And then midlife arrives. And the body, in its extraordinary intelligence, begins to ask questions that the mind has been too busy to consider.

Who are you, beneath all of this?

What do you actually want?

What would you choose if you were choosing from love rather than from fear?

Three Questions for a Quiet Morning

I have been sitting with a journalling practice this week, one I return to whenever I feel myself drifting away from what is true. Three questions, simple enough to hold in one hand, deep enough to fill an entire morning if you let them.

What am I feeling beneath the surface?

What do I need more of today?

What am I ready to release?

These questions come from the heart of The SacredSHE Reset, the book I have spent two years writing for the woman who has spent two decades forgetting herself. They are not productivity questions. They are not designed to make you more efficient or better organised or more optimised for the week ahead.

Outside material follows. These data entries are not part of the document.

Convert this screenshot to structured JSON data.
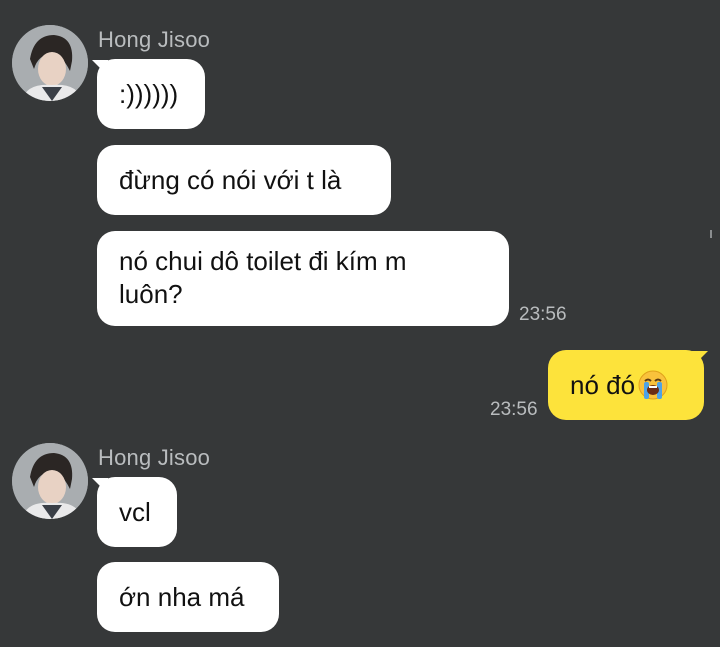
{
  "chat": {
    "groups": [
      {
        "sender": "Hong Jisoo",
        "messages": [
          ":))))))",
          "đừng có nói với t là",
          "nó chui dô toilet đi kím m\nluôn?"
        ],
        "time": "23:56"
      },
      {
        "own_message": "nó đó",
        "own_emoji": "loudly-crying-face-emoji",
        "time": "23:56"
      },
      {
        "sender": "Hong Jisoo",
        "messages": [
          "vcl",
          "ớn nha má"
        ]
      }
    ]
  },
  "colors": {
    "background": "#363839",
    "incoming_bubble": "#ffffff",
    "outgoing_bubble": "#fde33b",
    "meta_text": "#b9bcbe"
  }
}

They are simply an invitation to sit down with yourself and actually ask how you are. Not the version of you that is managing everything. The one underneath that. The one who has been waiting, quietly and without complaint, for you to come back.

Journalling in this sacred sense is not a habit to acquire. It is an act of remembrance. A small, daily way of saying: I matter enough to be listened to. By myself, first.

Joy Is a Frequency, Not a Reward

I spent years waiting to feel joyful.

Waiting until things settled down. Until I had done enough, rested enough, proved enough. Until the bills were manageable, the list was shorter, and the circumstances were more favourable. And in all that waiting, I had confused joy with a reward. As though it was something you earned at the end of a long enough stretch of obligation.

It is not.

Joy is a frequency. It is always available, always present, always hovering at the edges of ordinary moments, waiting to be noticed. It is not a destination you arrive at after you have sorted everything out. It is a state of resonance that exists when you are near the things that actually feed you. The conversation that makes you forget what time it is. The creative act that spills out of you before your inner critic can organise an objection. The walk in a particular light. The song that opens something in your chest.

I think of the hummingbird. It does not plan its route to the nectar. It does not make a case for deserving it or schedule it for a more convenient time. It simply hovers near what feeds it, with its whole extraordinary self, trusting that what it needs is here.

You are allowed to do the same.

The Compass Question

I want to leave you with a question I return to whenever I feel the pull of the old fear-shaped navigation beginning again. It is not a complicated question. But in my experience, the simple ones are the ones that change things.

What would your life look like if love, not fear, held the compass?

Not love as sentiment. Love as orientation. Love as the quality of attention you bring to your own becoming. Love as the willingness to let your life be shaped by what feeds you, what delights you, what makes you feel genuinely, quietly, unmistakably alive.

You do not have to answer that question all at once. You do not have to redesign your life by the end of the week. You can begin, as the journal practice asks, with what is beneath the surface right now. What you need more of today. What you are ready, at last, to release.

That is enough. That is the beginning of everything.